ATLANTA — The LA Galaxy pose for a pre-match photo ahead of their 2-1 victory over Atlanta United at Mercedes-Benz Stadium. (Credit: @lagalaxy)

The LA Galaxy walked out of Atlanta with three points on Saturday, a 2-1 road victory over Atlanta United that quietly underlines what has been a complicated but not hopeless 2026 MLS season. With City Champs Media now expanding its coverage to include the Galaxy, it is a good moment to take stock of where this team actually stands and what the road ahead looks like.


Five Minutes That Changed Everything in Atlanta

For more than an hour at Mercedes-Benz Stadium, this looked like the kind of match the Galaxy have let slip away too many times this season. Atlanta United broke through in the 69th minute to take the lead, and with a full-possession side sitting on 51 percent of the ball and three yellow cards to show for their desperation, the hosts looked like they might hold on.

Los Angeles had other ideas. Gabriel Pec equalized in the 74th minute and then, just five minutes later, struck again in the 79th to complete the comeback. The turnaround was swift and decisive, and it came entirely from one player refusing to let the result stand. By the time the final whistle blew, LA had out-shot Atlanta 5-to-3 on target and kept the hosts to just two saves all afternoon. The Galaxy conceded very little in terms of clean chances once they found their footing.

It was also a composed result on the disciplinary side for LA. While Atlanta finished the match with three yellow cards, including a remarkable three in the span of four minutes between the 26th and 30th, the Galaxy collected just one across 90 minutes. That kind of composure on the road matters.


Eighth Place and Treading Water

Heading into the midpoint of the regular season, the Galaxy sit eighth in the Western Conference at 4-4-4, with 16 points. That is good enough for the final playoff spot in the West, but only just. Austin FC and the rest of the pack at 16 points are right there with them, and the gap to the teams just ahead, RSL and FC Dallas, is only three points.

The four draws are the defining statistic of this Galaxy squad so far. Ties cost points, and in a Western Conference where San Jose leads the table with 29 points and Vancouver sits at 26, the margin for error for a club with Los Angeles’s payroll and expectations is essentially gone. The Galaxy cannot afford to keep leaving points behind.
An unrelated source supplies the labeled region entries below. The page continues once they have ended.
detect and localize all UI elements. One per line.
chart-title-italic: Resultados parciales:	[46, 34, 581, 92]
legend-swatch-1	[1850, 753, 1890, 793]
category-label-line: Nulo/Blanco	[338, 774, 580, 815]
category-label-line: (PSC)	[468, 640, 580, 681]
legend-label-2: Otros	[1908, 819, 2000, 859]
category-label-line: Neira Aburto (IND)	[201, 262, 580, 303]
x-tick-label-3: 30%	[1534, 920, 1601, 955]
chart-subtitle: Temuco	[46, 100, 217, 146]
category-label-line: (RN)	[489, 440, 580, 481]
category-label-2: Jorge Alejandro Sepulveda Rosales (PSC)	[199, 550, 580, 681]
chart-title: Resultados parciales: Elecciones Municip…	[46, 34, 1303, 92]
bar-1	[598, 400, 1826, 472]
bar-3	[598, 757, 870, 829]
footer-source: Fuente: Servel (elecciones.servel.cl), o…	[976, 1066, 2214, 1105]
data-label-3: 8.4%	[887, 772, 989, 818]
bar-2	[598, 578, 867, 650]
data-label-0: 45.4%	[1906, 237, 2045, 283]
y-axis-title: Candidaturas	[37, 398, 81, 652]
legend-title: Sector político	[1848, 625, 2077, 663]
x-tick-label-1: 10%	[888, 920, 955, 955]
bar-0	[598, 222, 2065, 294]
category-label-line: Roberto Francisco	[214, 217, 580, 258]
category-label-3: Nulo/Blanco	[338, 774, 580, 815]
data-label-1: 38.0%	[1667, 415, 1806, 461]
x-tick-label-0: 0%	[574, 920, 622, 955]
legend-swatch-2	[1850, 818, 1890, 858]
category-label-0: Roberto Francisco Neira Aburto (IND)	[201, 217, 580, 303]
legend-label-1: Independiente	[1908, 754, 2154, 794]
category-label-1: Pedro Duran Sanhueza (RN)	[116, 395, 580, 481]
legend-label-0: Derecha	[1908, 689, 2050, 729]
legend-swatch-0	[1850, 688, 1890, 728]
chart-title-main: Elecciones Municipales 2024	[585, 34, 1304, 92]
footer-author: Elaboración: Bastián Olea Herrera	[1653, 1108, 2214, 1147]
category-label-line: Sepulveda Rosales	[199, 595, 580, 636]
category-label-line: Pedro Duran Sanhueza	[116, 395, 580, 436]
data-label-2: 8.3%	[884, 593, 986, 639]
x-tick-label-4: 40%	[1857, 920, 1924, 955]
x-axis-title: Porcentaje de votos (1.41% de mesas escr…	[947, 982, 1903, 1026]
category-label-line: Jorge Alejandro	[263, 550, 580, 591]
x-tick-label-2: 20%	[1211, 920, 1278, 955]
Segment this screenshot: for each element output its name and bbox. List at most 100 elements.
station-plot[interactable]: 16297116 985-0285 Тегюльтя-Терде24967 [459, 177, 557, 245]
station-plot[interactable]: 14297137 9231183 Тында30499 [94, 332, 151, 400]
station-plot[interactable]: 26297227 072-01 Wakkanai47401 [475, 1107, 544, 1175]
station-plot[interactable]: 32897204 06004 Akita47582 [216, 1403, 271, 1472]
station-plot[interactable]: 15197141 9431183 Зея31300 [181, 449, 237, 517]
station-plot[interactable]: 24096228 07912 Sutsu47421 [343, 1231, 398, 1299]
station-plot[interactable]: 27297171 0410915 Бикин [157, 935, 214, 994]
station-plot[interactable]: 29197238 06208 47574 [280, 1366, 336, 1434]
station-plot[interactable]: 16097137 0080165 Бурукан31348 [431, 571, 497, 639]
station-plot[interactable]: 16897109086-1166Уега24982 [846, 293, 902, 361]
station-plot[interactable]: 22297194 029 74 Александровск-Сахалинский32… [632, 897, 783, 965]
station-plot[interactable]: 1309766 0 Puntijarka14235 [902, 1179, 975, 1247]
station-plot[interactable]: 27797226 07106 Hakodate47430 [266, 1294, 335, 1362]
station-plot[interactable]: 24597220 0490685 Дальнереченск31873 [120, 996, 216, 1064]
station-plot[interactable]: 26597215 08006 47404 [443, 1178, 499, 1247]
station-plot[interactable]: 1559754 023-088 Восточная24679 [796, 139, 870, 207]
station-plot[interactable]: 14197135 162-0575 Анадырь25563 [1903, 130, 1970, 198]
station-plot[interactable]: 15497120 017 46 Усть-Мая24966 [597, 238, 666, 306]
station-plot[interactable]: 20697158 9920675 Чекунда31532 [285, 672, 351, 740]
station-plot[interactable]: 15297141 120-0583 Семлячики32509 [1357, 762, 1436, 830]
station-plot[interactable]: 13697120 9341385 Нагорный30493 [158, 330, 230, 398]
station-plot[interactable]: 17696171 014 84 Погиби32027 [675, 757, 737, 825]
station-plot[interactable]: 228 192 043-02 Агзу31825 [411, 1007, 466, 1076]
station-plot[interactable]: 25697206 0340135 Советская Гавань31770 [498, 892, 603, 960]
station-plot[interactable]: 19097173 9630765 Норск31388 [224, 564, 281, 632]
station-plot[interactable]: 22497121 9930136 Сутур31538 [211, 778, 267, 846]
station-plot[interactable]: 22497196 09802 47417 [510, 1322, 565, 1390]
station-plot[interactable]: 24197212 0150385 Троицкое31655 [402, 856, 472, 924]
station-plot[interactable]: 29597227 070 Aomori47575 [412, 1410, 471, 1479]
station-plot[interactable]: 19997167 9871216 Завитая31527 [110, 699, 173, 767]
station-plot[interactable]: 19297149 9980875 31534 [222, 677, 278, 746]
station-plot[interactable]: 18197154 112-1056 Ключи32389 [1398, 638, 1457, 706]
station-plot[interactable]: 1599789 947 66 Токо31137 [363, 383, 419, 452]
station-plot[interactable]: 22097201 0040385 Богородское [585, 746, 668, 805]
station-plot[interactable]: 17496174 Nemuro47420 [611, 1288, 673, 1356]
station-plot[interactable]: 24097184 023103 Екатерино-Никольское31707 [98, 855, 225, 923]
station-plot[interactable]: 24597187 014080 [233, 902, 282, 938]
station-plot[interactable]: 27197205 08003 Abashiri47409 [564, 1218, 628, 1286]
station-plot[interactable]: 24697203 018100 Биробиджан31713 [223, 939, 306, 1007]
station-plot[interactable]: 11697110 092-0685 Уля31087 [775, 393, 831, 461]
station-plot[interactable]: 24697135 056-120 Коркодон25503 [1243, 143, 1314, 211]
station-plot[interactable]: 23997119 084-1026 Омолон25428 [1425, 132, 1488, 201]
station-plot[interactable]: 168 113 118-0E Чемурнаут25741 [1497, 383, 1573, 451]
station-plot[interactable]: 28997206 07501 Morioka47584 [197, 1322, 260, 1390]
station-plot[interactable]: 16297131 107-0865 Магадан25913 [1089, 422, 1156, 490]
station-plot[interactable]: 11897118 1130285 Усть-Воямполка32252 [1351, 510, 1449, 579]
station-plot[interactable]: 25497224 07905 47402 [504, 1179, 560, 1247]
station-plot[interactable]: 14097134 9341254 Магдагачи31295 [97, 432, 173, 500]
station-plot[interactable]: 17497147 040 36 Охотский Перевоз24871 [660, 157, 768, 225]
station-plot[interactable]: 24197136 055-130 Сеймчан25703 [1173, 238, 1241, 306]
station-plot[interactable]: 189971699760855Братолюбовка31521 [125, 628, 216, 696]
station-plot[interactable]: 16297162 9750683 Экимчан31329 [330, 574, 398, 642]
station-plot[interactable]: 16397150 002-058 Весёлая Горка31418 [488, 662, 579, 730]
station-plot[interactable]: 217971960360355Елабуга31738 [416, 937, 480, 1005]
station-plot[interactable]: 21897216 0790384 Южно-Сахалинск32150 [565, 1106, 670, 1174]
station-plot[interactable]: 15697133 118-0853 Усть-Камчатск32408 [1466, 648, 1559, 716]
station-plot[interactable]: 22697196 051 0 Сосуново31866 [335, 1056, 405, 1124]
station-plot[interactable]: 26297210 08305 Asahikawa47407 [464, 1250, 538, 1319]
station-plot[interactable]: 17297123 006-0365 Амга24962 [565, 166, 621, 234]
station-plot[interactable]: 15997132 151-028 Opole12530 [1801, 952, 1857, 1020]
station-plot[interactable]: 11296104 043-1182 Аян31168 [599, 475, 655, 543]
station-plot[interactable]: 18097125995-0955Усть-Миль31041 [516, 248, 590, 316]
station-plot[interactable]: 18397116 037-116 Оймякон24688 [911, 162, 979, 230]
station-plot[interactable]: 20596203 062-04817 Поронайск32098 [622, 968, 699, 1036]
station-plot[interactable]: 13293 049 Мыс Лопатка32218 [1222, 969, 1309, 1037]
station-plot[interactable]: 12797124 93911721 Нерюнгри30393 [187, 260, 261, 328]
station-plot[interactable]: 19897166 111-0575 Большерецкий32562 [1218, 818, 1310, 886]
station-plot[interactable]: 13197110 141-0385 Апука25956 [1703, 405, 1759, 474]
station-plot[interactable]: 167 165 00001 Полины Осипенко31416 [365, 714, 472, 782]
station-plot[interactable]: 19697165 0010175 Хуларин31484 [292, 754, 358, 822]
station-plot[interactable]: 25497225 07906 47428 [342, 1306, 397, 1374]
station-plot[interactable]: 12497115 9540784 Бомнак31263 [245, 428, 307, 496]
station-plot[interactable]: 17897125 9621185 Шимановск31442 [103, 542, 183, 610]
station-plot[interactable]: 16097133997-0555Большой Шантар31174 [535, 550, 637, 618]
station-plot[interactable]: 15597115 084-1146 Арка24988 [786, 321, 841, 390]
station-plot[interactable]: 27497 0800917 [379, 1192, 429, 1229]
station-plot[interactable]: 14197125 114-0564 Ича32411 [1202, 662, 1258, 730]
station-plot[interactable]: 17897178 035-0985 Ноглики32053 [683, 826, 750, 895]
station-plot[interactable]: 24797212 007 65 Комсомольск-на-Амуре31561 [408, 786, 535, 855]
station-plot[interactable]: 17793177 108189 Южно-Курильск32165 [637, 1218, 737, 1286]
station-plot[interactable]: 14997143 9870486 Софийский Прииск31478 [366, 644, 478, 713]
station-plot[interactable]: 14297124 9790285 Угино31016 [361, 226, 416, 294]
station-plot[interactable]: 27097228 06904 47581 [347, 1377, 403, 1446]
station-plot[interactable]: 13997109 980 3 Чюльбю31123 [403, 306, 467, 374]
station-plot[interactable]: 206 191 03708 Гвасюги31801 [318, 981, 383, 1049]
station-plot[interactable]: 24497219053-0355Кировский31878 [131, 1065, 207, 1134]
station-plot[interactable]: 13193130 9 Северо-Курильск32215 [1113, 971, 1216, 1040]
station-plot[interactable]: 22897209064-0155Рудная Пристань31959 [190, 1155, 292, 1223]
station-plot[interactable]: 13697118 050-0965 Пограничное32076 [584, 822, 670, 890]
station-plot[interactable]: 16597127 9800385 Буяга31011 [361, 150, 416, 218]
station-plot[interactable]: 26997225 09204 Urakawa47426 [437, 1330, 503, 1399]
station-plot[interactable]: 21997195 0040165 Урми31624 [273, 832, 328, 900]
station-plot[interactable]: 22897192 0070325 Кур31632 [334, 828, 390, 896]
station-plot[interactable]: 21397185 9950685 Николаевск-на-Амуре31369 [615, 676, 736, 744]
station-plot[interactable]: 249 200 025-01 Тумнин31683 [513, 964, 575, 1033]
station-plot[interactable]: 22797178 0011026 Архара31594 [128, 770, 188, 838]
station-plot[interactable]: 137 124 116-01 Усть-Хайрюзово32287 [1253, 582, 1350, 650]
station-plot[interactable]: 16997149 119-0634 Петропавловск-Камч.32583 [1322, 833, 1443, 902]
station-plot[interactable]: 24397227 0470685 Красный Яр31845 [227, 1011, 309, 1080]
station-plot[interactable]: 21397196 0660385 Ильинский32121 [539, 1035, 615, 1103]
The good news is that their attacking personnel are capable of winning games in bunches. Saturday’s result showed that even when this team goes down on the road, they have enough quality to flip a match in a matter of minutes. The question going into the back half of the season is whether the Galaxy can do it consistently enough to climb into the top four of the West, where the playoff picture gets considerably cleaner.


Kansas City on Deck, and a Schedule That Could Help

The Galaxy’s next test comes Wednesday at Sporting Kansas City, and on paper it is about as winnable a road match as MLS offers right now. SKC sits last in the Western Conference at 1-8-2, just five points through 11 matches, and carry a win probability of just 26.4 percent against Los Angeles according to pre-match projections. A road win in Kansas City would push the Galaxy to 19 points and right into the conversation for a top-six finish in the West.

City Champs Media will be tracking the Galaxy the rest of the way. With the Lakers deep in playoff basketball and the Dodgers well into their season, adding MLS coverage was the next natural step for this outlet, and the Galaxy are the right team to follow. They are not a lock for anything this year, but they are not out of it either. That tension makes for compelling coverage.

The road back to relevance in the Western Conference runs through Wednesday night in Kansas City. Three more points would go a long way.